Anbang was joining in the bid with private-equity firms J.C. Flowers & Co. and Primavera Capital Group. 

Shareholders registered their disappointment with the move, with Starwood stock falling 4.5% after hours following The Wall Street Journal's report that Anbang had backed away. The stock had closed at $83.43 at 4 p.m. ET. Some Starwood investors had welcomed the all-cash premium that Anbang offered at a time when hotel shares have been volatile. 

Marriott stock, meanwhile, dropped 5% after its 4 p.m. close of $71.18, signaling that some shareholders may have been happy for the company lose the deal--and walk away with a breakup fee exceeding $400 million. 

Marriott executives and its board, on the other hand, may be breathing a sigh of relief. Some lodging analysts have said that Marriott may have run out of firepower with its last offer. Marriott's counterbid was an unusually aggressive move for a company that historically has been conservative with its balance sheet. Chairman Bill Marriott typically has had an aversion to taking on too much debt, and the lodging company in the past has favored acquiring single-brand firms rather than pursuing splashy takeovers of rivals such as Starwood, with its 11 brands. 

Potentially reflecting an effort to trump its rival by other means, Marriott in a statement on Monday said Starwood investors "should give serious consideration to the question of whether the Anbang-led consortium will be able to close the proposed transaction, with a particular focus on the certainty of the consortium's financing and the timing of any required regulatory approvals." 

There is no guarantee regulators would have approved a Chinese takeover of Starwood, should one have been signed.
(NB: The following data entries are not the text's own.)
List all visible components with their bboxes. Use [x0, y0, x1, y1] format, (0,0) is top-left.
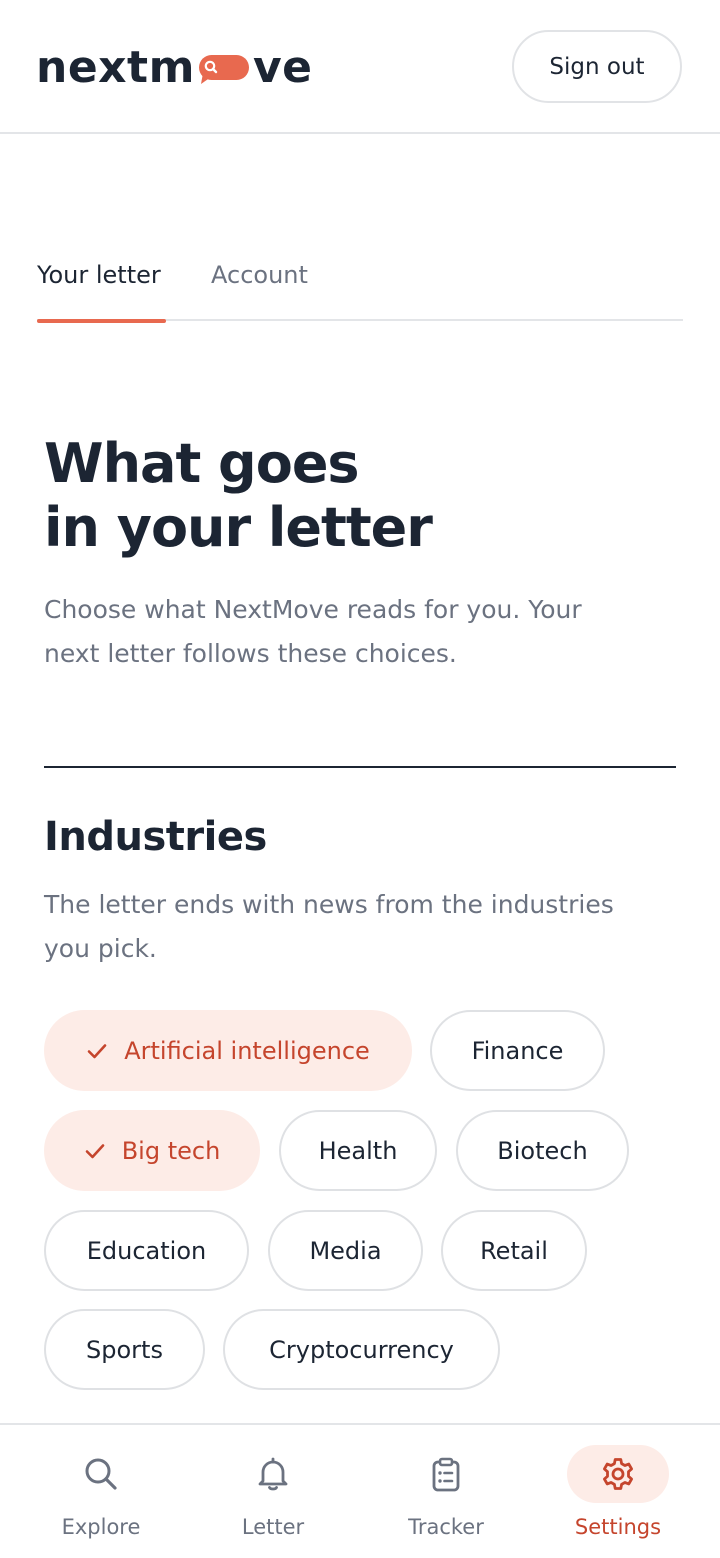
industries-description-line-2: you pick.	[44, 934, 157, 963]
page-title-line-1: What goes	[44, 432, 360, 495]
tab-your-letter[interactable]: Your letter	[37, 244, 166, 323]
chip-label: Big tech	[121, 1136, 221, 1165]
page-title-line-2: in your letter	[44, 496, 433, 559]
chip-label: Media	[309, 1236, 382, 1265]
search-icon	[50, 1445, 152, 1503]
chip-label: Cryptocurrency	[269, 1335, 454, 1364]
nav-item-tracker[interactable]: Tracker	[356, 1425, 536, 1558]
bottom-navigation: Explore Letter Tracker Settings	[0, 1423, 720, 1558]
chip-label: Artificial intelligence	[124, 1036, 370, 1065]
sign-out-button[interactable]: Sign out	[512, 30, 682, 103]
industry-chip-retail[interactable]: Retail	[441, 1210, 587, 1291]
nav-label-settings: Settings	[574, 1515, 662, 1539]
industries-description: The letter ends with news from the indus…	[44, 883, 694, 971]
industries-description-line-1: The letter ends with news from the indus…	[44, 890, 614, 919]
nav-label-tracker: Tracker	[408, 1515, 484, 1539]
check-icon	[84, 1140, 106, 1162]
nav-label-letter: Letter	[241, 1515, 305, 1539]
clipboard-icon	[395, 1445, 497, 1503]
nav-label-explore: Explore	[61, 1515, 141, 1539]
chip-label: Biotech	[497, 1136, 588, 1165]
chip-label: Finance	[471, 1036, 564, 1065]
chip-label: Retail	[480, 1236, 548, 1265]
page-description-line-2: next letter follows these choices.	[44, 639, 457, 668]
industry-chip-education[interactable]: Education	[44, 1210, 249, 1291]
industry-chip-health[interactable]: Health	[279, 1110, 437, 1191]
section-divider	[44, 766, 676, 768]
chat-bubble-search-icon	[197, 55, 251, 85]
logo-text-end: ve	[252, 42, 313, 93]
industries-title: Industries	[44, 814, 267, 860]
logo-text-start: nextm	[36, 42, 195, 93]
industry-chip-finance[interactable]: Finance	[430, 1010, 605, 1091]
industry-chip-artificial-intelligence[interactable]: Artificial intelligence	[44, 1010, 412, 1091]
app-header: nextm ve Sign out	[0, 0, 720, 134]
gear-icon	[567, 1445, 669, 1503]
chip-label: Education	[86, 1236, 207, 1265]
tab-account[interactable]: Account	[211, 244, 308, 321]
nav-item-settings[interactable]: Settings	[528, 1425, 708, 1558]
page-title: What goes in your letter	[44, 432, 684, 560]
industry-chip-sports[interactable]: Sports	[44, 1309, 205, 1390]
settings-tabs: Your letter Account	[37, 244, 683, 323]
industry-chip-cryptocurrency[interactable]: Cryptocurrency	[223, 1309, 500, 1390]
industry-chip-media[interactable]: Media	[268, 1210, 423, 1291]
page-description-line-1: Choose what NextMove reads for you. Your	[44, 595, 582, 624]
page-description: Choose what NextMove reads for you. Your…	[44, 588, 684, 676]
chip-label: Health	[318, 1136, 398, 1165]
chip-label: Sports	[86, 1335, 163, 1364]
check-icon	[86, 1040, 108, 1062]
nav-item-letter[interactable]: Letter	[183, 1425, 363, 1558]
industry-chip-biotech[interactable]: Biotech	[456, 1110, 629, 1191]
bell-icon	[222, 1445, 324, 1503]
industry-chip-big-tech[interactable]: Big tech	[44, 1110, 260, 1191]
nav-item-explore[interactable]: Explore	[11, 1425, 191, 1558]
nextmove-logo[interactable]: nextm ve	[36, 40, 312, 96]
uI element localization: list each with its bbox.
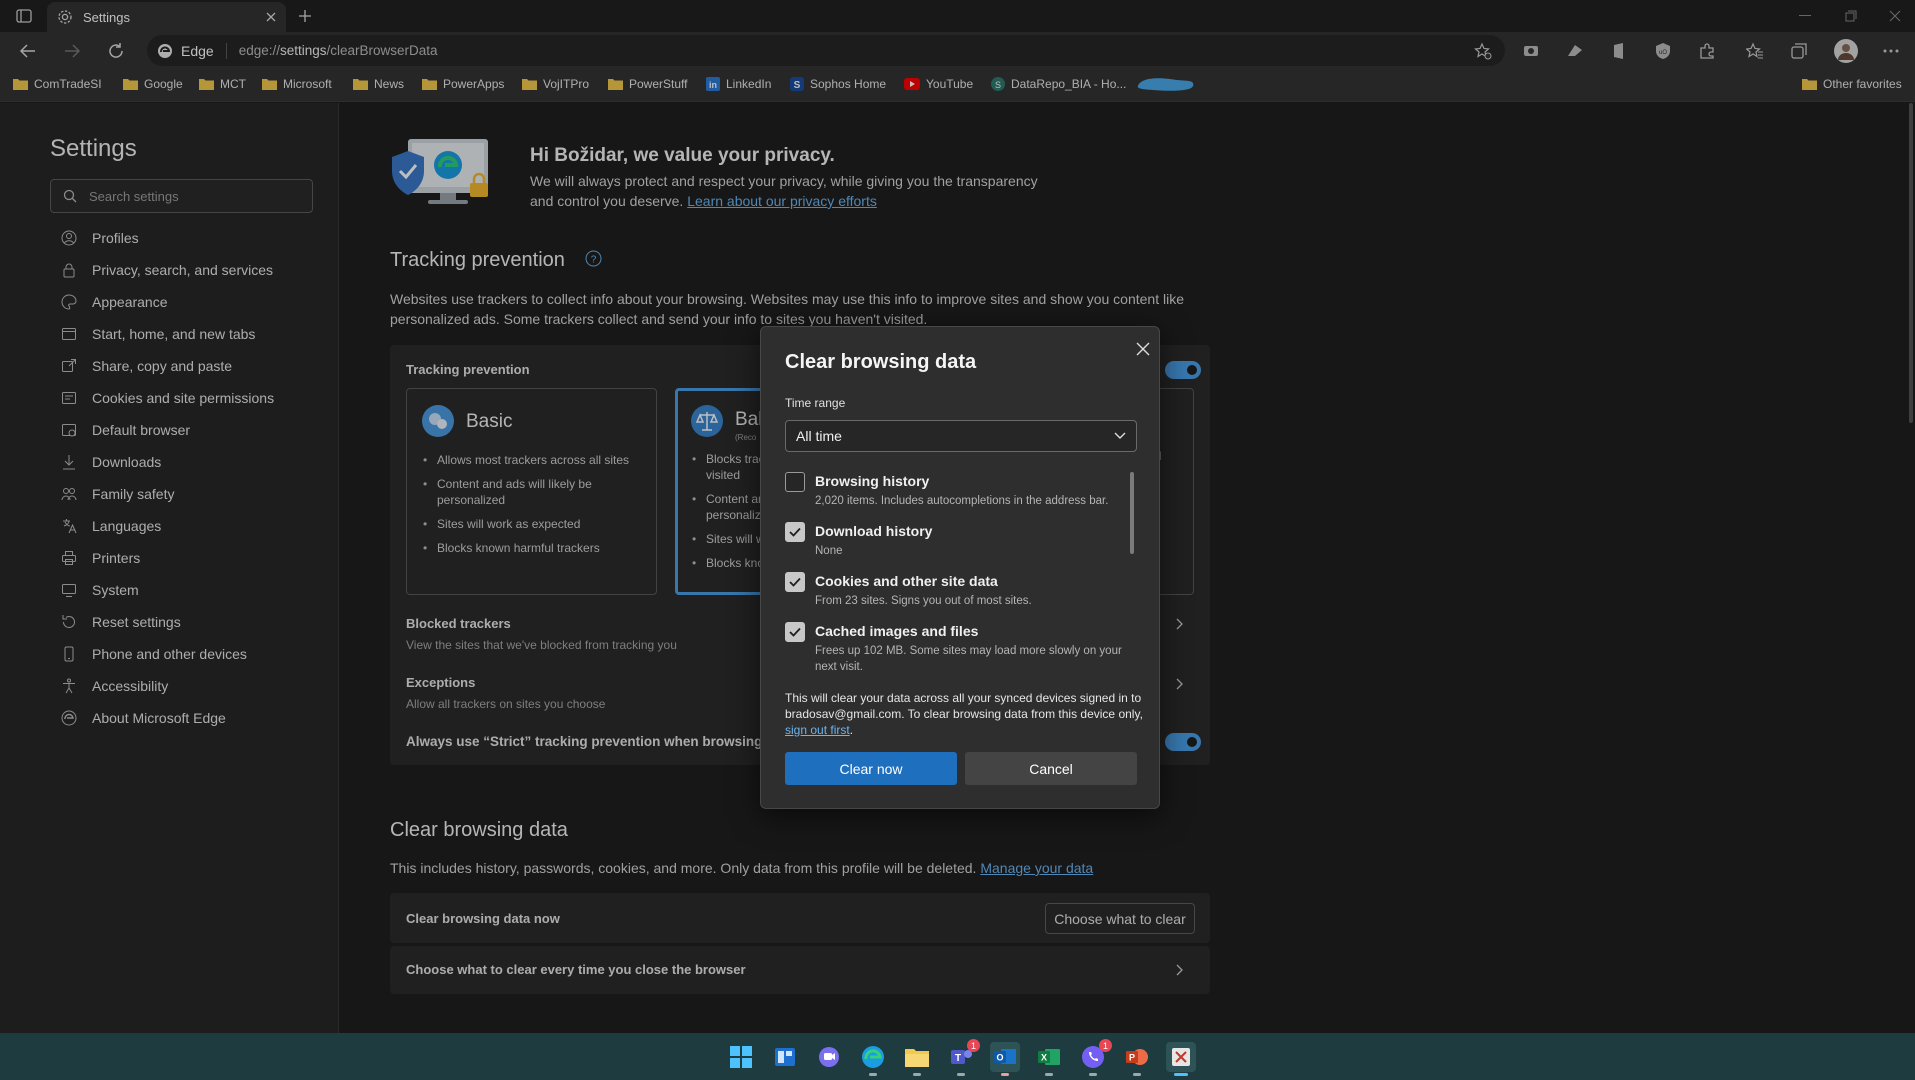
cancel-button[interactable]: Cancel [965, 752, 1137, 785]
option-title: Cached images and files [815, 623, 979, 639]
svg-text:O: O [996, 1053, 1003, 1063]
running-indicator [1133, 1073, 1141, 1076]
dialog-title: Clear browsing data [785, 351, 977, 373]
option-desc: 2,020 items. Includes autocompletions in… [815, 495, 1109, 507]
close-icon[interactable] [1131, 337, 1155, 361]
edge-taskbar-icon[interactable] [858, 1042, 888, 1076]
outlook-icon[interactable]: O [990, 1042, 1020, 1076]
time-range-label: Time range [785, 396, 846, 410]
time-range-value: All time [796, 428, 842, 444]
start-icon[interactable] [726, 1042, 756, 1072]
running-indicator [957, 1073, 965, 1076]
viber-icon[interactable]: 1 [1078, 1039, 1112, 1076]
clear-now-button[interactable]: Clear now [785, 752, 957, 785]
notification-badge: 1 [1099, 1039, 1112, 1052]
edge-window: Settings Edge edge://settings/clearBrows… [0, 0, 1915, 1080]
dialog-scrollbar[interactable] [1130, 472, 1134, 554]
widgets-icon[interactable] [770, 1042, 800, 1072]
option-title: Cookies and other site data [815, 573, 998, 589]
browsing-history-checkbox[interactable] [785, 472, 805, 492]
snipping-tool-icon[interactable] [1166, 1042, 1196, 1076]
powerpoint-icon[interactable]: P [1122, 1042, 1152, 1076]
option-desc: Frees up 102 MB. Some sites may load mor… [815, 645, 1122, 673]
notification-badge: 1 [967, 1039, 980, 1052]
chat-icon[interactable] [814, 1042, 844, 1072]
running-indicator [1089, 1073, 1097, 1076]
teams-icon[interactable]: T1 [946, 1039, 980, 1076]
option-desc: From 23 sites. Signs you out of most sit… [815, 595, 1032, 607]
running-indicator [1001, 1073, 1009, 1076]
sync-note: This will clear your data across all you… [785, 691, 1143, 737]
sign-out-first-link[interactable]: sign out first [785, 723, 850, 737]
excel-icon[interactable]: X [1034, 1042, 1064, 1076]
option-title: Browsing history [815, 473, 930, 489]
running-indicator [869, 1073, 877, 1076]
taskbar: T1 O X 1 P [0, 1033, 1915, 1080]
svg-text:P: P [1129, 1053, 1135, 1063]
cookies-checkbox[interactable] [785, 572, 805, 592]
running-indicator [1174, 1073, 1188, 1076]
option-desc: None [815, 545, 843, 557]
cached-images-checkbox[interactable] [785, 622, 805, 642]
file-explorer-icon[interactable] [902, 1042, 932, 1076]
clear-browsing-dialog: Clear browsing data Time range All time … [760, 326, 1160, 809]
time-range-select[interactable]: All time [785, 420, 1137, 452]
option-title: Download history [815, 523, 933, 539]
svg-text:X: X [1041, 1053, 1047, 1063]
svg-text:T: T [955, 1053, 961, 1064]
running-indicator [913, 1073, 921, 1076]
download-history-checkbox[interactable] [785, 522, 805, 542]
chevron-down-icon [1114, 432, 1126, 440]
running-indicator [1045, 1073, 1053, 1076]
There has been a surge of proposed Chinese takeovers in the U.S. this year, and it has been met by a groundswell of U.S. political opposition. 

Chinese regulators also could have resisted. In March, Anbang agreed to buy U.S. luxury hotel owner Strategic Hotels & Resorts Inc. from Blackstone Group LP for about $6.5 billion, including debt. It isn't clear whether Chinese authorities would have been comfortable with such an aggressive acquisition push by the insurer. 

Under the revised Marriott deal, Starwood shareholders would receive $21 in cash and 0.8 Marriott share for each Starwood share. Marriott and Starwood stockholders were to vote April 8 on the transaction. If approved by regulators and shareholders, the deal could close in mid-2016, the companies have said.